The U.S. must continue to monitor Russian activities in the region closely, as well as maintaining clear and regular communication with partners regarding those activities.  It should work to isolate states such as Venezuela, Nicaragua, and Cuba which deliberately and actively leverage Russian resources and cooperation against U.S. interests, while ensuring that U.S. friends such as Argentina succeed, and demonstrating to partners in transition, such as Ecuador, the merit of working with the U.S.

Where possible, the Department of Defense should prioritize high-profile foreign military sales that draw the partner away from reliance on Russian goods and support relationships.  These include the sale of the Stryker combat vehicle to Peru, as well as the continued sale of Blackhawk helicopters and HMMWVs to Mexico.

Within the Army, SOUTHCOM and NORTHCOM, the challenge of Russia (along with other extra-hemispheric actors) increases the importance of resourcing and supporting U.S. theater engagement efforts, including staff talks, exercises, training, and professional military education of partner nation personnel in U.S. institutions such as WHINSEC and the Army War College.  Leveraging State Partnership Programs is an important force multiplier in this regard.

The services can also do more to show U.S. value as a partner through peer-to-peer engagements on topics such as institutional transformation or capabilities-based acquisition.

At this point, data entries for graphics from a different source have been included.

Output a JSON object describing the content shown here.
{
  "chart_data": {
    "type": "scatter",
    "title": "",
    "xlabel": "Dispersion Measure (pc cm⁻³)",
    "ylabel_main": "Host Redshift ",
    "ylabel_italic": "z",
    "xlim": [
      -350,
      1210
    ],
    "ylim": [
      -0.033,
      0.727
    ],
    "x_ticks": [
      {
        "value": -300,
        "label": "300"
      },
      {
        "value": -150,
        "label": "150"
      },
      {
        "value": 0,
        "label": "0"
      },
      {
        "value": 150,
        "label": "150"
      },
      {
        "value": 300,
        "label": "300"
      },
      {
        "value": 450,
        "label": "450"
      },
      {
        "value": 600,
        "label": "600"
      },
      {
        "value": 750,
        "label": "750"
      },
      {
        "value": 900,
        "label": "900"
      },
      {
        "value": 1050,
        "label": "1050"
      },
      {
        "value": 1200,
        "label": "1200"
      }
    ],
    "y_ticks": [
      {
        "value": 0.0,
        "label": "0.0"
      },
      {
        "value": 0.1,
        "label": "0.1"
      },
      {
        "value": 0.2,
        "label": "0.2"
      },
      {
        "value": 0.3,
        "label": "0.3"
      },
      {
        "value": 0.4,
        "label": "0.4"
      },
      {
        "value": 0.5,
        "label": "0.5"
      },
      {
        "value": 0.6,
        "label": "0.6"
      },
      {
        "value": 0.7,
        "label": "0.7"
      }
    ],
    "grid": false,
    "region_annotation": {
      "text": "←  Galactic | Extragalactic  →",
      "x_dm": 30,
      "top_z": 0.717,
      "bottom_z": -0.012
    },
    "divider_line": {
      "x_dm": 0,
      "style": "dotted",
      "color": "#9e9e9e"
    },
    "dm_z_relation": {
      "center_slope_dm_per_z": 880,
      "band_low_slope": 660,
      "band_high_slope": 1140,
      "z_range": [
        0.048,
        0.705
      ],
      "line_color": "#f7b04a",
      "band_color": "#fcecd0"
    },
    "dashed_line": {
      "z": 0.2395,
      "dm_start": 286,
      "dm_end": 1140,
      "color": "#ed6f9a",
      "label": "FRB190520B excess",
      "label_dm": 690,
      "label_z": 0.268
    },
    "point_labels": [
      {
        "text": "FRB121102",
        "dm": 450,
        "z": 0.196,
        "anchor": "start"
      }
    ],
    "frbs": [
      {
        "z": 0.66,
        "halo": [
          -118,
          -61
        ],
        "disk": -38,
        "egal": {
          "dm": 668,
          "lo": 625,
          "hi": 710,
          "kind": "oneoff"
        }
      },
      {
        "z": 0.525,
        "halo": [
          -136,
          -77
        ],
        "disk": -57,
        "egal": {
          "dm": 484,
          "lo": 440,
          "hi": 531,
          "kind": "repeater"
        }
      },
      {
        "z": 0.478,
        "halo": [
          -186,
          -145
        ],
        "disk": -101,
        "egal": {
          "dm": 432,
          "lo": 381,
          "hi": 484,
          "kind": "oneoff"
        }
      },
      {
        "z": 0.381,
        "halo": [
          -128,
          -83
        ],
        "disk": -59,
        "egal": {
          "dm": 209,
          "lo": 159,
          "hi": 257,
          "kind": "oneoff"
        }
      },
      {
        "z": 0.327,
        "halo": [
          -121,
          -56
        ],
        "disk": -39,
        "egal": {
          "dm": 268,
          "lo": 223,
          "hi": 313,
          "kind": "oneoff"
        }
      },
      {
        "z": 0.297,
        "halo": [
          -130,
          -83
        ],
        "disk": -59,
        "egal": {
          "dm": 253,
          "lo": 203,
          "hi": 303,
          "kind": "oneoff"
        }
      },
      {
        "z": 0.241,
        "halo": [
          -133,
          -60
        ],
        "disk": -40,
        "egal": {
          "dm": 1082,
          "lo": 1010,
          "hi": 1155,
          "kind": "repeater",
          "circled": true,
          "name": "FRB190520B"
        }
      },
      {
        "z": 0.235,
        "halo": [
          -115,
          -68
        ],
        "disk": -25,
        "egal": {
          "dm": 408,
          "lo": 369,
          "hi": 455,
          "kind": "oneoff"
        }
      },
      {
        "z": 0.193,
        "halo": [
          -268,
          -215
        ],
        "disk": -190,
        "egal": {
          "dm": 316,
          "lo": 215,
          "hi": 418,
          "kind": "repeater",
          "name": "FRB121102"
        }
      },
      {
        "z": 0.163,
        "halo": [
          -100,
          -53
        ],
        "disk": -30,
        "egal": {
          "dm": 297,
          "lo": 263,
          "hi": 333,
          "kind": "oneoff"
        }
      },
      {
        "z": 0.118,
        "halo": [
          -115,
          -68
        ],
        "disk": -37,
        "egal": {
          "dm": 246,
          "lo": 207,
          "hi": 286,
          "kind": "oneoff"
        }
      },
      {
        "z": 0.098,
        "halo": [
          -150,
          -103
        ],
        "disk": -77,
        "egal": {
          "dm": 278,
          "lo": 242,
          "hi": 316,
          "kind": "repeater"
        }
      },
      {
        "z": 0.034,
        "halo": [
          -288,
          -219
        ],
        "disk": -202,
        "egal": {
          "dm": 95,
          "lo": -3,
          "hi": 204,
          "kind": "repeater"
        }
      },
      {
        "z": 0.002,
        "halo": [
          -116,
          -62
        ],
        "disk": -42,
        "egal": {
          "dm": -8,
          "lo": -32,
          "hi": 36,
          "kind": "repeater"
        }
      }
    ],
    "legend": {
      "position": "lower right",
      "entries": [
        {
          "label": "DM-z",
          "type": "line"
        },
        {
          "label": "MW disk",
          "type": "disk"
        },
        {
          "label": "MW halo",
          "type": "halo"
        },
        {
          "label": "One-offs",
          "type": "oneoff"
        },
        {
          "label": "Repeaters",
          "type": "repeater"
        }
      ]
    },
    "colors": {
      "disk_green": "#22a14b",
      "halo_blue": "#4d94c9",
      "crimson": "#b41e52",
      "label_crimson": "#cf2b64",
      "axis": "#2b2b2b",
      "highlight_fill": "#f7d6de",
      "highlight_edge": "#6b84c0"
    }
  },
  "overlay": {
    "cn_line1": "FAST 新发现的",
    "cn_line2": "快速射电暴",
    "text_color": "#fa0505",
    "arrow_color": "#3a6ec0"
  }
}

Existing U.S. relationships with the region, its geographic proximity and Russia’s limited resources gives the U.S. good options for limiting the more threatening aspects of Russian advances.  Yet as Russia’s presence grows, it is in the U.S. interest to act sooner rather than later.

Evan Ellis is the Latin America Research Professor for the U.S. Army War College Strategic Studies Institute.  The views expressed herein are strictly his own.